SPIE Fellow Paul McManamon honored with the 2022 Joseph W. Goodman Book Writing Award

Paul: Thank you!

[Note: The LiDAR Technologies and Systems can be ordered from the Resources References Tab]

Photonics Project:  So per the Photonics Project website and calculation tools have you had a chance to look that over, and what are your impressions?  We can start with positives and then go to next steps…..

Paul: Well first of all its very easy to use and interactive as students today expect.  The graphics are very nice and useful for the beginning student.

Photonics Project:  Yes, we try to match up a graphic that will help explain the calculations and show the equation and how it all maps to the input variables. In priniciple many of the calculations are similar to earlier spreadsheets and even slide rules (I even have an old “Blackbody Slide Rule” quite a collectors item)

Paul: Yes, I have one of those myself.  But the site is very accessible on the web for anyone anywhere to be able to use and has all those additional features, so that all works out very well.  For the Lidar tool, having selectable atmospheric data and the like also give it more power and ability to achieve reasonable results in various conditions.   Its great that all of the critical parameters are used to provide a reasonable approximation of the Lidar photons returned from a target for a student. 

Photonics Project:  And what would you say about needs and next steps?

Paul: The tool is based on the single detector calculation spreadsheet that I use for initial scenario calculations.  Generalizing that to a 2D Focal Plane Array (camera) so you can calculate the flux needed to illuminate the camera would be a nice next step.  As we have also discussed, a SNR calculation would be great including both Linear and Gieger Mode.

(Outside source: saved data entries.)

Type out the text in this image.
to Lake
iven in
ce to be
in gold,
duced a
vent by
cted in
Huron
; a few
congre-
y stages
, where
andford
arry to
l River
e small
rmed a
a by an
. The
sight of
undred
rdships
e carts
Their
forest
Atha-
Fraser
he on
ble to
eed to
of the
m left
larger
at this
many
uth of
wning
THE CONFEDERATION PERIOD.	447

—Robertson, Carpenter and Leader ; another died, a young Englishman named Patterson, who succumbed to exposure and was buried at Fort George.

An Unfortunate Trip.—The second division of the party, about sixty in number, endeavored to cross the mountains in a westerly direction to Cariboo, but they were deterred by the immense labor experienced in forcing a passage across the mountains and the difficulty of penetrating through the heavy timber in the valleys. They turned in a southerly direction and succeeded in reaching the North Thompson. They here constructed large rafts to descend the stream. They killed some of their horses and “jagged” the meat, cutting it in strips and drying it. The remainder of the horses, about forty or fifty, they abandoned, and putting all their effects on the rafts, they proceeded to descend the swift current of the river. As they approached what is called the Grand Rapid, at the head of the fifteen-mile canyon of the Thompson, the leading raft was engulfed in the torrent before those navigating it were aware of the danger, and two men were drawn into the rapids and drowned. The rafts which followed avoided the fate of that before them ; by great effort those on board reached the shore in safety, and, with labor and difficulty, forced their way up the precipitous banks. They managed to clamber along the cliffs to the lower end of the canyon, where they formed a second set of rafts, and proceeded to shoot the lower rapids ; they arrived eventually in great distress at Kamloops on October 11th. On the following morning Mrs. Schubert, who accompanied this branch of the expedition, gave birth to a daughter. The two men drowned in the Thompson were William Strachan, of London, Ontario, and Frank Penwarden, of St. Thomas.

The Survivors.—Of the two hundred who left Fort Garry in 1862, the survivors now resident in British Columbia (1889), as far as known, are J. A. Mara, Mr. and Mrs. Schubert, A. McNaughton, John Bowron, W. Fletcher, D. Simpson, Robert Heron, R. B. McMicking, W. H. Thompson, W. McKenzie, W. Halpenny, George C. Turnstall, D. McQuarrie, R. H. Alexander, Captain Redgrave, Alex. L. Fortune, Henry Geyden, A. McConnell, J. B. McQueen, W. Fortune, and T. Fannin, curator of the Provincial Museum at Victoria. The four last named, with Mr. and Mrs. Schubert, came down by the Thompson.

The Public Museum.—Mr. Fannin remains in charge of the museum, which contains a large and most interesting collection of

Photonics Project:  Yes, I took a look at that with your “Comparison of flash lidar detector options” paper.  It will require some thought.  Perhaps a grad student can help me?

Paul: That could work.  We will be using the tool for the ongoing course at UD right now towards the end of the semester, and then more extensively for my summer course.

[Note: See Resources Links Tab for course information]. 

One more thing would be de-noising for the camera option.  There has been a lot of work done on that for cell phone and other camera’s in the commercial domain that we can take advantage of for these applications.

Photonics Project:  Sounds good.  BTW, we are using the site in conjunction with the 3rd Edition of the Introduction to Infrared and EO System which is due out maybe in August. 

ARTECH HOUSE USA : Introduction to Infrared and Electro-Optical Systems, Third Edition 

The site started as a kind of repository for some of the calculations and spreadsheets Prof Driggers uses in his course and expanded from there to include the Lidar and a few other items and continues to grow. We have a lot of users now, some who also develop freeware and post it on the site GitHub.  Professor Sarangan at UD also has some useful code we will be incorporating with him.  So a lot of fun collaborations going on!

  So what is next for you and Exciting Technology’s and UD/LOCI?

Paul: Between all the projects we have a lot going on- the new crystal materials will be interesting, as well as the Free Space Laser comms.  But, I would like to think that “Mapping the World with Lidar” using the satellite constellation would be a big and great next step.

Photonics Project:  I would expect no less.  Thanks a lot Paul for your time and helpful comments!